Bayer auf den Spuren von Hoechst
Die Aktionäre von Bayer warten seit Monaten auf eine Lösung der anhaltende Misere im Konzern und am Aktienmarkt. Doch stattdessen gehen die Chaostage munter weiter. Allein in der vergangenen Woche, kurz vor dem Kapitalmarkttag und der Bilanzpressekonferenz am morgigen Dienstag in London, ist den Investoren einiges zugemutet worden. Erst wurde für dieses und zwei weitere Jahre eine drastische Dividendenkürzung bekannt gegeben. Dann folgten noch einige Personalien: Der Consumer-Health-Chef Heiko Schipper verlässt das Unternehmen. Ihm folgt ein Bayer-Legionär mit mehr als zwei Jahrzehnten Konzernerfahrung. Für den Aufsichtsrat sollen der Hauptversammlung gleich drei Wechsel vorgeschlagen werden. Interessanteste Personalie: Aktionärsaktivist Jeffrey Ubben soll einen Sitz erhalten.
Aufspaltung adé?
Bedeutet der Wechsel an der Spitze von Consumer Health, dass die Weichen auf Trennung gestellt wurden? Dass der neue CEO bereits 58 Jahre alt und lange im Konzern ist, bestärkt zwar nicht gerade gegenteilige Vermutungen. Aus dem Konzern waren aber zuletzt dämpfende Signale zu vernehmen.
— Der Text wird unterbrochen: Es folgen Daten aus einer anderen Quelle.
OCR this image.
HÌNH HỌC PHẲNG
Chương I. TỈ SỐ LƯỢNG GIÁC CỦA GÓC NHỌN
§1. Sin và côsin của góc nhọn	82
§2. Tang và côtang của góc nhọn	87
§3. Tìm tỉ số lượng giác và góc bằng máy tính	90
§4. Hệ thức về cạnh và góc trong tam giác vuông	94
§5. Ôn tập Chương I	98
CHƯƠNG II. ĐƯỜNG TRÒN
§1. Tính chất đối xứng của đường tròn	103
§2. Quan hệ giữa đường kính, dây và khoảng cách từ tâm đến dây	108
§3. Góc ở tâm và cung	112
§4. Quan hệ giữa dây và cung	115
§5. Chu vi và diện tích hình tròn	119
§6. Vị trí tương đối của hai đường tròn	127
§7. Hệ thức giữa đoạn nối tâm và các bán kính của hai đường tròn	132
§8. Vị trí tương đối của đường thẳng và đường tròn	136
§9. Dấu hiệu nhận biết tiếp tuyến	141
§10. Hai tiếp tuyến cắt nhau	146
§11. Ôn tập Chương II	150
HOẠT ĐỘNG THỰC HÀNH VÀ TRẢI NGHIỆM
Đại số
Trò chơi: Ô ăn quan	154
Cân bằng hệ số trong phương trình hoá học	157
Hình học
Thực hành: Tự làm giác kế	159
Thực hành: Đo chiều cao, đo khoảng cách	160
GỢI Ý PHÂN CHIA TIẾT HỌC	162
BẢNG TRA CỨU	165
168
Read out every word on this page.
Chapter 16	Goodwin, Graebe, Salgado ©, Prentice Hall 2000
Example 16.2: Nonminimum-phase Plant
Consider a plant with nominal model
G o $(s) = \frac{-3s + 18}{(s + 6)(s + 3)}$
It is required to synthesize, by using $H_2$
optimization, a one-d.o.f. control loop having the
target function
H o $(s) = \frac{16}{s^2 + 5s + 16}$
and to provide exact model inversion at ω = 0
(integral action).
Eine Aufspaltung wird es wohl doch nicht so bald geben. Viele Investoren dürften sich daher umso mehr dafür interessieren, was das groß vermarktete neue Arbeitsmodell "Dynamic Shared Ownership" (DSO) denn wirklich für Vorteile bringen kann - und vor allem, wann diese messbar werden.
Kursdesaster
Die DSO-Ankündigung im November hatte noch keinen Vertrauensgewinn beschert. Seitdem ist die Bayer-Aktie von gut 41 auf rund 28 Euro gefallen. In der gleichen Zeitspanne ist der Dax von 15.230 auf knapp 17.700 Zähler gestiegen. Eine hübsch gemalte Investorenpräsentation wird dieses Kursdesaster nicht schönfärben können.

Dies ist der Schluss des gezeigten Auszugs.